Regular service keeps rooftop units in tip-top shape
The day eventually comes when the owner actually remembers what’s keeping his space warm and/or cool: that box on the top of the roof that now is not working. Panic ensues, followed by a desperate call to a local contractor.
Had the owner taken the time to maintain his rooftop unit properly, this may not be the all-too-common scenario. Simply having a qualified contractor come out and service the rooftop on a regular basis could head off many breakdowns.
But many owners look at preventive maintenance as being too expensive and unnecessary. Some fail to see the long-term benefits of a preventive maintenance program, such as lower energy costs and fewer breakdowns.
Service contract mandatoryThese types of system owners can be a headache for contractors. But one contractor has solved that problem by “not dealing with them anymore.”
“Our policy is that a rooftop unit needs preventive maintenance a minimum of four times a year,” says Joe Gennari, senior vice president, Industrial Building Services (IBS), Fort Lauderdale, FL.
Gennari has found that most customers don’t take maintenance seriously, so his company no longer takes customers who do not have a service contract with IBS.
Three years after adopting this “get-tough” policy, IBS’ reactive services calls are down from 50% to 20%. Gennari says his technicians are thrilled, because they can now work an acceptable number of hours each week without too many middle-of-the-night emergencies. And there is rarely any reason for anyone to put in an 80-hr-week backbreaker in the summer. In fact, Gennari says IBS is one of the few companies out there that actually has a waiting list of technicians wanting to become employees.
Since proactive service calls make up such a large part of the business, all IBS technicians are trained extensively on preventive maintenance of rooftop units. For example, the technician looks for something different on each of the four-times-a-year service calls.
The first time he might check the heating components, looking for cracked heat exchangers and checking burners, pilots, and heating controls. On the second visit he might cover the air conditioning cycle, checking the refrigerant charge, temperature drops across the coil, and making sure there’s proper airflow.
Of course, on all visits he’ll change the filter and check belts, bearings, and amperages.
Routine inspections are part of IBS’ preventive maintenance program. “We have a 22-point checklist the technician must complete when they inspect a rooftop unit,” says Gennari. Technicians have to write down which components are acceptable, what needs to be fixed in the next 6 months, and what should be fixed immediately.
Abuse through neglectUnfortunately, most rooftop units don’t receive the same tender loving care. Gennari says many contractors aren’t taking the time to educate customers about the importance of proper maintenance.
“It’s amazing how someone will drive their car 3,000 miles and change their oil, and they’ll run their air conditioner 500 hours and won’t even change the filter.”

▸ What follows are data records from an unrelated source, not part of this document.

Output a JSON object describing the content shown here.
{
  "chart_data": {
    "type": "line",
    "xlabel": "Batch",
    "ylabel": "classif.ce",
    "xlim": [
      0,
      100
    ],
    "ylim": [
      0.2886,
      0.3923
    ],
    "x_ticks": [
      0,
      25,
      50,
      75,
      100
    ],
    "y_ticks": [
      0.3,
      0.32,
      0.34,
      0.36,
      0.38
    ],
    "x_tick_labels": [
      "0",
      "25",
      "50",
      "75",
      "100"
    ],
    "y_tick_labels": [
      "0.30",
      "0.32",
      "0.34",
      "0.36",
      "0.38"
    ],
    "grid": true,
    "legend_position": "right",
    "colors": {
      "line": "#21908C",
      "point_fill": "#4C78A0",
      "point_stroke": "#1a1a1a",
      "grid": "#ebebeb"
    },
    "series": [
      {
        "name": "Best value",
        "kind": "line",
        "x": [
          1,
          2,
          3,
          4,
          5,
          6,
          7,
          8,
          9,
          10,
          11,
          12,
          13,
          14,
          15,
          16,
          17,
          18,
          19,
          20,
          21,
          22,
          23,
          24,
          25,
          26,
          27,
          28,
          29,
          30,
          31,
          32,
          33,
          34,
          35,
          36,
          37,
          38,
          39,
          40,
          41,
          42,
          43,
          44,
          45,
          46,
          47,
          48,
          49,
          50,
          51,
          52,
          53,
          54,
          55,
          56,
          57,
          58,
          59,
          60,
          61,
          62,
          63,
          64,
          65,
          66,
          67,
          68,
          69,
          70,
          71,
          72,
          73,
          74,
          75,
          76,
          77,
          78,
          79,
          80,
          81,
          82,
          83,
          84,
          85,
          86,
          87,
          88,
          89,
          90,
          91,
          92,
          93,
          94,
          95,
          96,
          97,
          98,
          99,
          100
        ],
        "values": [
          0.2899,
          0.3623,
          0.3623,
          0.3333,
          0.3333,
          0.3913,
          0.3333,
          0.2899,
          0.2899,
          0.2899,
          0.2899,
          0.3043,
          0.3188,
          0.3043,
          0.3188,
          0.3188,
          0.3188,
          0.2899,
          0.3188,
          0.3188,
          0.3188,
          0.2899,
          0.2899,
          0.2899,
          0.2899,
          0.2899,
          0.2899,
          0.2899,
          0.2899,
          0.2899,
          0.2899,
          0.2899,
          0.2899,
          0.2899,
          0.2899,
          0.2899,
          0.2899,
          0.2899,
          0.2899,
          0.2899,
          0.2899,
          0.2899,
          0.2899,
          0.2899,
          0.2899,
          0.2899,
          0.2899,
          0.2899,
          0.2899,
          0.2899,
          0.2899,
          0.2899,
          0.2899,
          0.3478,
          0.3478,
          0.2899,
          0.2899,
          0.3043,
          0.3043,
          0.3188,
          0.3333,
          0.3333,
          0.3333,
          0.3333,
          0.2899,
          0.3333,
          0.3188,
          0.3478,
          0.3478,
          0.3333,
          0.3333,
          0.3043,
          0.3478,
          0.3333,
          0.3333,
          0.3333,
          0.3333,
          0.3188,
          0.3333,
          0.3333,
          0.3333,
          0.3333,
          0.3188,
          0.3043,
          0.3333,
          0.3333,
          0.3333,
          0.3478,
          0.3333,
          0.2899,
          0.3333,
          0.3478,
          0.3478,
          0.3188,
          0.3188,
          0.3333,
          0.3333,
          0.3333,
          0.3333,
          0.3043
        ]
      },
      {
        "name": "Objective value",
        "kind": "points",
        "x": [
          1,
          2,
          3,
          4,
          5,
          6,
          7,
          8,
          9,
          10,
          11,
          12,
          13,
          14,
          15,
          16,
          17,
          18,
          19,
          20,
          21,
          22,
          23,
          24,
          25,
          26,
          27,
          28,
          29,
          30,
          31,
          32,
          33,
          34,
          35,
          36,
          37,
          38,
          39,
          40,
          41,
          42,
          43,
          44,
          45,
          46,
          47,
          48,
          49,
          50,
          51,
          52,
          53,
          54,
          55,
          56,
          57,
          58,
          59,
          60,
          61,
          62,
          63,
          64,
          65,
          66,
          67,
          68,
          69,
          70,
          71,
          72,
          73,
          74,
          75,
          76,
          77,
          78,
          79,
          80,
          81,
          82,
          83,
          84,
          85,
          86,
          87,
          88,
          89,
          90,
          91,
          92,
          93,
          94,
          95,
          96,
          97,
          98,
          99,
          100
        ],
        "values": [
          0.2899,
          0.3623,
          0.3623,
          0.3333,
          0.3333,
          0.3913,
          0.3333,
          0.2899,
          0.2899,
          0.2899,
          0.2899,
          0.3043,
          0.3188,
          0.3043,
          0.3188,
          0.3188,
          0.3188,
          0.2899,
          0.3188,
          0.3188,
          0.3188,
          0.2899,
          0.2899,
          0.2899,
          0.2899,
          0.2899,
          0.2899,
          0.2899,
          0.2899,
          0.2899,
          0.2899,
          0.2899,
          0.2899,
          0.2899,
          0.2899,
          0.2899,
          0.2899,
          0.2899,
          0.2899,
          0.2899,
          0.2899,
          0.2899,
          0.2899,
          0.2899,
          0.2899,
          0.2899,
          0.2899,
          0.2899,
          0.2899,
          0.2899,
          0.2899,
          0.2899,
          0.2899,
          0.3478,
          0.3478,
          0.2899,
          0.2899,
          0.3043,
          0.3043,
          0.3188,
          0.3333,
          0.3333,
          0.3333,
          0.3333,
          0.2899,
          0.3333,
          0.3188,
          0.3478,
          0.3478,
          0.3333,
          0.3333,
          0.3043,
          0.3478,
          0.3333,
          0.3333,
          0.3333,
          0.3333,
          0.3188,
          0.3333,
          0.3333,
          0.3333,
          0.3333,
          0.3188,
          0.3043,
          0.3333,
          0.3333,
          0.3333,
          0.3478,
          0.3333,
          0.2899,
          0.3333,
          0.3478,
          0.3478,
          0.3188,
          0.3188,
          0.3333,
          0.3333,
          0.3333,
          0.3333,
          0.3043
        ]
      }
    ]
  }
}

The industry may also be at fault for the way it views those who perform routine maintenance. “Our industry looks down on people who change filters, grease bearings, check pulleys, check amperages. Technicians in our industry are thought to be worth more if they can solve a big problem. But they should be worth more if they keep the problem from happening in the first place,” says Gennari.
Then there’s the whole issue of how preventive maintenance can benefit owners. A properly maintained rooftop unit can save an owner several thousand dollars a year in energy and operating costs. That more than pays for the cost of a service contract.
In fact, Gennari says that if a service contract doesn’t save an owner money, the preventive maintenance isn’t being performed correctly.
Nuts and boltsWhen a rooftop unit isn’t operating correctly, Gennari says the number-one problem usually involves airflow, meaning belt or blower problems, or restrictions in the ductwork (including plugged filters or a plugged coil).
The next-most common problem usually involves the electrical system, such as bad fuses, thermostat, or contactors.
The third-most common problem usually involves the refrigeration cycle (leaks, the compressor, or metering device).
“The nice part about a rooftop unit is that it’s usually all right there for you, as compared to split systems that are located in different parts of the building. The simplest repair you’ll ever have in the hvac industry is probably on a rooftop,” says Gennari.
But how easy the repair will be often depends on the type of rooftop unit. Gennari notes that some manufacturers have definitely listened to their customers and put together contractor-friendly equipment.
“Units like the Lennox L Series were definitely made for mechanics. The blowers pull out on them, and they have a controller that tells you what the problem is — it gives you a code. You don’t even have to take your instruments out.”
Other units are not as easy to service. Some manufacturers have placed motors, terminals, and controls in such difficult places that you’d have to practically be a contortionist to service them.
Gennari says that difficulty in servicing can lead to other problems. “I can’t tell you how many roof leaks happen because someone takes off a 15-lb panel from a rooftop unit and drops it into a hot tar roof down here in Florida, when it’s 120Â¿F on the roof. Or, someone drops the screws and steps on them, and they go right through the tar. You definitely want rooftop units with panels on hinges with door handles.”
These are simple things, says Gennari. The technology doesn’t vary that much from manufacturer to manufacturer. But the nice touches made to a rooftop unit can make all the difference to a hot, tired contractor or technician baking in the summer sun.